I went to the ER for abdominal pain NOv. 18, 2019. CT negative I returned to ER on 11/21 and 11/22 same symptoms. CT showed no bowel wall thickening, however could not visualize the fat stranding due to increasing fluid in abdomen. US showed fluid around the spleen. I was already confused when admitted to the hospital. I was refusing the IV antibiotics, I thought it was causing the bloating and fullness and vomiting. Physician dismissed it as irritable bowel without examining me- stated my concerns were subjective. I was unable to understand.
I went home for 4 days which I do not remember. Returned on 12/1/2019 screaming in pain. The computer sepsis screen was severe risk for sepsis. But due to the previous CT scans and irritable bowel diagnosis, no CT was done. I begged for a nasogastric tube to drain my stomach, that was not done for 16 hours – there was a liter of bile in my stomach. Still another 24 hours before the CT was done, another 14 hours before the results were read 0750 Dec. 4th.

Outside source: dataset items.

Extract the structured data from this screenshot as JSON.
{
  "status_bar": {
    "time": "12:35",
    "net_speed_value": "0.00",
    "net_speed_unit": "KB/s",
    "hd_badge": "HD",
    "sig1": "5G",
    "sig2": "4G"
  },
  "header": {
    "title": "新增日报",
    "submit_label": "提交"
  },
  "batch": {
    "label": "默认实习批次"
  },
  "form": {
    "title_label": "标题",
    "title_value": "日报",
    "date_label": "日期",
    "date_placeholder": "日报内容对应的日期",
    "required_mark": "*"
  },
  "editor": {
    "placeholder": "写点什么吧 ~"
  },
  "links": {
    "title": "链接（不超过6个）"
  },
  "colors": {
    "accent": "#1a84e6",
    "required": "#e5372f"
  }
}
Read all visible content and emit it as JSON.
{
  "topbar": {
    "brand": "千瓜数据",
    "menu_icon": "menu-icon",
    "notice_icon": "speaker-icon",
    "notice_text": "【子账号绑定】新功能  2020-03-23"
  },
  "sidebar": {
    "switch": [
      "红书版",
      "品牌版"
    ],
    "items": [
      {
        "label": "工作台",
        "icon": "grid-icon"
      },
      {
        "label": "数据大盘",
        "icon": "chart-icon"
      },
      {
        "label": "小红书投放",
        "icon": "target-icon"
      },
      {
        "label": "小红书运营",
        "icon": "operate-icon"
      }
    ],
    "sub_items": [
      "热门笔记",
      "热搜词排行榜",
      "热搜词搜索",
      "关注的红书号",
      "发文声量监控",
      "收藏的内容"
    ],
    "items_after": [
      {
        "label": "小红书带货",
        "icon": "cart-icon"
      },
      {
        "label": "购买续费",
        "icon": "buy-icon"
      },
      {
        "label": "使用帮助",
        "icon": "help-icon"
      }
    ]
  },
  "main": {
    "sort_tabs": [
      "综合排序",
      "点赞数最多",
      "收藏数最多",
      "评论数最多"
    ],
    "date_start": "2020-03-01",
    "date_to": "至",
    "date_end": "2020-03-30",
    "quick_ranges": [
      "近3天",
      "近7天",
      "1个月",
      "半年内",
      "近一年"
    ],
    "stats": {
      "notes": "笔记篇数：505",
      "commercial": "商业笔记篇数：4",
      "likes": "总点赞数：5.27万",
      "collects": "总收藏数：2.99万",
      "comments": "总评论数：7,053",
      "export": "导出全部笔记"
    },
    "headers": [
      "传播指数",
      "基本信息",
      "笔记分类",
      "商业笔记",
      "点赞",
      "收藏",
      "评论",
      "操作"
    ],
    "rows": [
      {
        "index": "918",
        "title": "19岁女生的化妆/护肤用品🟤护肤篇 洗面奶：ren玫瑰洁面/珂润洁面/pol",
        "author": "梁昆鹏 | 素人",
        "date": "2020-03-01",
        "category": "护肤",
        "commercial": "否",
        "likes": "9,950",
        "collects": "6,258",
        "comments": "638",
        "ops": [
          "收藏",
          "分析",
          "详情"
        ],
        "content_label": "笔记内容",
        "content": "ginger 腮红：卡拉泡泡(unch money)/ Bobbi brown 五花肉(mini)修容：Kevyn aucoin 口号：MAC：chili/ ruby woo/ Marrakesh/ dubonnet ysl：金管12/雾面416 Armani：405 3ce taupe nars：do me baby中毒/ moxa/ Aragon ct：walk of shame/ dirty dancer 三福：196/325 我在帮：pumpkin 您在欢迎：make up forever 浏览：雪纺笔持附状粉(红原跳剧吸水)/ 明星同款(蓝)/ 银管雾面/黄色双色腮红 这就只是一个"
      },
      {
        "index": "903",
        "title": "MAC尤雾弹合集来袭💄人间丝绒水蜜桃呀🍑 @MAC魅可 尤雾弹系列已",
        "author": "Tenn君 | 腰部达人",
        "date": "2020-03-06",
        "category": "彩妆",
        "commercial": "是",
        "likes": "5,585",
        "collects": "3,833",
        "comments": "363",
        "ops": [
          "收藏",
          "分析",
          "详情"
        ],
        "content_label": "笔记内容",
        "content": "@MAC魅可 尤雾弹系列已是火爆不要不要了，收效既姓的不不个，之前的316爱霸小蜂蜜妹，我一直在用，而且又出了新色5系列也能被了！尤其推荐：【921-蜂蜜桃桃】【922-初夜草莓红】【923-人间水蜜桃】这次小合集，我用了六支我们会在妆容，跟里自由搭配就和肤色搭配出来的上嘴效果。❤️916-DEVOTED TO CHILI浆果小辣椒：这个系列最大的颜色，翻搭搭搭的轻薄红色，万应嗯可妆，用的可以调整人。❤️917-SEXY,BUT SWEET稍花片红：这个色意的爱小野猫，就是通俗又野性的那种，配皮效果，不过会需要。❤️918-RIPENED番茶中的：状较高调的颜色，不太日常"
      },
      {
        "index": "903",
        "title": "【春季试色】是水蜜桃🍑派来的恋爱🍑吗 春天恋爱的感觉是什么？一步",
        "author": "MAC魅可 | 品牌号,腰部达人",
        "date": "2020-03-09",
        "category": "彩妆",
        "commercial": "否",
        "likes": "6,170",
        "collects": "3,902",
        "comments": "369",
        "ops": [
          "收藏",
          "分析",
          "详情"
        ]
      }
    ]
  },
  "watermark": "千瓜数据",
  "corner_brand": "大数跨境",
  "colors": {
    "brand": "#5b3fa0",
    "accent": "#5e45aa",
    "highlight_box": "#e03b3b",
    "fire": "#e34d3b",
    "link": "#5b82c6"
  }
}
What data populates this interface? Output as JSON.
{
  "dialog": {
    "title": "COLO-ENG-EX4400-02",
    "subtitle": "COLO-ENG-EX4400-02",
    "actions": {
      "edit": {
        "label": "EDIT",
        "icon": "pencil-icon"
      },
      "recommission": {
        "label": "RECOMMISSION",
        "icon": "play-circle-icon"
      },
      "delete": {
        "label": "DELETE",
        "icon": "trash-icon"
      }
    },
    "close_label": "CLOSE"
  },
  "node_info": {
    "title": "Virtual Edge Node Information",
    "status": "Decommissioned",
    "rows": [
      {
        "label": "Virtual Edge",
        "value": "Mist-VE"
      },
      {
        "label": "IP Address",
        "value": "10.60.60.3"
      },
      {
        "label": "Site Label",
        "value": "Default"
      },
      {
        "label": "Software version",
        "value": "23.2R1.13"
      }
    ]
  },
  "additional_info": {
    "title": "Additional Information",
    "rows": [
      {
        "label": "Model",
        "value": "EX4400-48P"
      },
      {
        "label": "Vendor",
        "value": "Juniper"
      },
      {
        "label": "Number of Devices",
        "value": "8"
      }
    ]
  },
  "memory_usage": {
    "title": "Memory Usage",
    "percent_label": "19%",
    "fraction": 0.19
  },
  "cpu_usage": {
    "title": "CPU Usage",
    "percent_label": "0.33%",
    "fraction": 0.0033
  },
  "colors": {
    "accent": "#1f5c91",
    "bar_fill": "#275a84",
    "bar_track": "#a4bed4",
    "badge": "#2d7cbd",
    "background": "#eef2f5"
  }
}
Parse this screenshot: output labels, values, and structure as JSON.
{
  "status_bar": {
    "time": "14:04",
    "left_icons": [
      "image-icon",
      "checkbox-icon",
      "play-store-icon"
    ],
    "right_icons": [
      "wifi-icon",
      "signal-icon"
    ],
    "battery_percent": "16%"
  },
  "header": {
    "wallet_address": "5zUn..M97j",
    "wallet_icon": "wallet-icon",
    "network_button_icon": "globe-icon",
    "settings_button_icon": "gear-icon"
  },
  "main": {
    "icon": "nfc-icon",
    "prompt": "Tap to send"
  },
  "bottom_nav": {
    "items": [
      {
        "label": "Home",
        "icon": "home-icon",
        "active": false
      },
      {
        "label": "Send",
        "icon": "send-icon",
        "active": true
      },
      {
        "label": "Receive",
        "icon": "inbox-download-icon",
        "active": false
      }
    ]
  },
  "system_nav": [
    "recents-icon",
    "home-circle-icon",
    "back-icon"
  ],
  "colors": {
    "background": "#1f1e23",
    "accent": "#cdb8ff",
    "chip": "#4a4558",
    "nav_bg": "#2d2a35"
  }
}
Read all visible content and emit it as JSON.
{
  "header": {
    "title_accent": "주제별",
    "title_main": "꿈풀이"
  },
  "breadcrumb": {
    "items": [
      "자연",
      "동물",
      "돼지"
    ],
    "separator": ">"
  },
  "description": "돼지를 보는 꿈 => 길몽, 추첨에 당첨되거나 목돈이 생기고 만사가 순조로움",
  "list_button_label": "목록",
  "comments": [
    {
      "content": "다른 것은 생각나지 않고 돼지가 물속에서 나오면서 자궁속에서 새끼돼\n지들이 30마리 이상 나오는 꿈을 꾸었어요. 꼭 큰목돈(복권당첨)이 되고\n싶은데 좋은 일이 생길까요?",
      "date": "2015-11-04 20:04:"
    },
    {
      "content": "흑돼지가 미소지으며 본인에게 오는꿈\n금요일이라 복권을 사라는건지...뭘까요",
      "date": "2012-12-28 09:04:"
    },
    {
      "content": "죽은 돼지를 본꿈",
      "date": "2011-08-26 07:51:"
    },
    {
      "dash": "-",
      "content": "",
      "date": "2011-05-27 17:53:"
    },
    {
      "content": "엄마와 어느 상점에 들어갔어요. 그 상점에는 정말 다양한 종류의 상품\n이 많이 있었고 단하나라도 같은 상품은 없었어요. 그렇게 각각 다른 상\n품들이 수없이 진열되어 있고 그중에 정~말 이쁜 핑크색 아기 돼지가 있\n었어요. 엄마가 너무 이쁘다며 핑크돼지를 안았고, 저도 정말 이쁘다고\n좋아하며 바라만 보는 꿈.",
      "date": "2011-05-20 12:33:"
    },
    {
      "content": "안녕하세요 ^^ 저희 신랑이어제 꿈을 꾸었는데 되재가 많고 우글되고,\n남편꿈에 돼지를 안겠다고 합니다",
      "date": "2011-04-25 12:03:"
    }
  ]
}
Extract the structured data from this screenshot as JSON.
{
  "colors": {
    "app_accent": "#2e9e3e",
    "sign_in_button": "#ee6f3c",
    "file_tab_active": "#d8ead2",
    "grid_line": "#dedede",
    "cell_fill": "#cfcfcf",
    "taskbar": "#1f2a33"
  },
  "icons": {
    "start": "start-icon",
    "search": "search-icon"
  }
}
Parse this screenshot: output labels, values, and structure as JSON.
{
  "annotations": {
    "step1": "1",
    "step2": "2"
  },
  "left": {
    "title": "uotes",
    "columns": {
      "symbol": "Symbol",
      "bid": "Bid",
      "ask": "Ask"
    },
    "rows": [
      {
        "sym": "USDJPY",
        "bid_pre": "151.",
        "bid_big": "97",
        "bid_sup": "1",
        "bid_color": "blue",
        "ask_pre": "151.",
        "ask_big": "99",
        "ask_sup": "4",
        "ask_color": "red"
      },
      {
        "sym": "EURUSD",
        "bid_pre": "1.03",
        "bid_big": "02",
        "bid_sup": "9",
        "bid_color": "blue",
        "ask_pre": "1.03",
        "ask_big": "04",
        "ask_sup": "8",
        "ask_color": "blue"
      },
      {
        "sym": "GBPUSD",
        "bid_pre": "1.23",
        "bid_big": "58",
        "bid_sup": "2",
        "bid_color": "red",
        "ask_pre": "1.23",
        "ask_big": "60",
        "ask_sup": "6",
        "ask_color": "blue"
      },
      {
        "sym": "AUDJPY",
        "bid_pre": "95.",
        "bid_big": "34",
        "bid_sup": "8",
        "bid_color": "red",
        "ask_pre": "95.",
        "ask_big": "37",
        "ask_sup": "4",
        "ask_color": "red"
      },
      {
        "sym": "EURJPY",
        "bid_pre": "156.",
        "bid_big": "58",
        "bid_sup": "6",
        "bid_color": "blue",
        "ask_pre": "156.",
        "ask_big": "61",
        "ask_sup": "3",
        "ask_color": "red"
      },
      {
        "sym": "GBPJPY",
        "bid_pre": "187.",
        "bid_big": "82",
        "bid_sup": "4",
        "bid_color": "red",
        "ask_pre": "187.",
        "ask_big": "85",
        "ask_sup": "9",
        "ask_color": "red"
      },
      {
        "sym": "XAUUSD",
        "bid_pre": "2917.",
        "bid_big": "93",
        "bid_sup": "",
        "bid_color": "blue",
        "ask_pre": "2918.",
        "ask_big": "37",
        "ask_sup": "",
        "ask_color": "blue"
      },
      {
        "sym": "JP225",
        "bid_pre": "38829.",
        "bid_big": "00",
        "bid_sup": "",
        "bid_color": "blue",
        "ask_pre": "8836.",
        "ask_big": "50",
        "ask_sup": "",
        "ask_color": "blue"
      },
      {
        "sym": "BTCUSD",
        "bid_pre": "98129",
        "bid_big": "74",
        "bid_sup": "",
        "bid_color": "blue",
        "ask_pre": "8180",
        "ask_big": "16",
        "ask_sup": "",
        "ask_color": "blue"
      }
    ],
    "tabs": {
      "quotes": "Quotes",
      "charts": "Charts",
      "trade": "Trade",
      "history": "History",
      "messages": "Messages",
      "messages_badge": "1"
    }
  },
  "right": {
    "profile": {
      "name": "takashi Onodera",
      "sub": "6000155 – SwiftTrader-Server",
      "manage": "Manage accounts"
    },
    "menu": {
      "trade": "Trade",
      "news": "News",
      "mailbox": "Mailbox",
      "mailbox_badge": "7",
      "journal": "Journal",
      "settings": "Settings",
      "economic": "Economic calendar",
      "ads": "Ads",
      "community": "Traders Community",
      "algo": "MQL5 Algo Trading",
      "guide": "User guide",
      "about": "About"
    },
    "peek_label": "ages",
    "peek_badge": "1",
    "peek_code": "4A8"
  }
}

In the meantime I developed atrial fibrillation- a serious cardiac rhythm on Dec. 3rd, a bad sign. I did not go to surgery until the 5th of December. No cardiology consult. No infectious disease consult. The day after surgery I stopped breathing and my blood pressure dropped. I went to ICU. When I finally became aware again, I had a colostomy, my bowel was diverted to a bag. I was blown up like a water balloon from the resuscitation full of fluids. I lost all my muscle from malnourishment. I had a pulmonary embolus. I spent 20days in the hospital, another 8 days in acute rehab,
When I got home I had a chair in the shower. I felt if I couldn’t get the colostomy reversed I didn’t want to wake up from surgery. My hair fell out. My skin peeled. I was so depressed, and looked like a survivor of a prison camp. I blamed myself for refusing the antibiotics on the first admission- it took months to realize I was confused. I was denied the option of having my diverticulitis treated by IV antibiotics or laparoscopic drainage of the abscesses by the delayed effort to find the cause of my pain and infection. My mother and I had even talked to the charge nurse on the 3rd of December asking for more help.
In April, in the middle of COVID, I had to have the colostomy reversed, it was closing. I had another round of physical therapy due to back pain, so I could stand up straight again. I am nearly back to normal but. I still have emotional issues. Everyday my short hair or my scar tissue irritation reminds me of what happened. It could have been prevented if only someone had addressed the positive sepsis screen. I have been trying to contact everyone who can make a change. The charge nurse from the intermediate care floor was receptive. Everyone else I’ve tried to contact has not responded.
At this time I have escalated to contacting government entities to demand they make sepsis protocols a standard of practice measure. Joint Commissions is aware of the statistics and has the materials.
What really makes me upset is that as a registered nurse for 30 years I know how to recognize sepsis and all you need to do is get infectious diseases on the case pronto to get your patient the best outcome. I know that abdominal pain that worsens with movement is a sign of peritonitis. Assessment skills have been lost to over-reliance on electronic charting and tests. The history is copy/pasted from the ER doc and inaccuracies result. I can provide before and after photos but I have to text them from my phone- they are not on my I-Pad. Thank you for listening.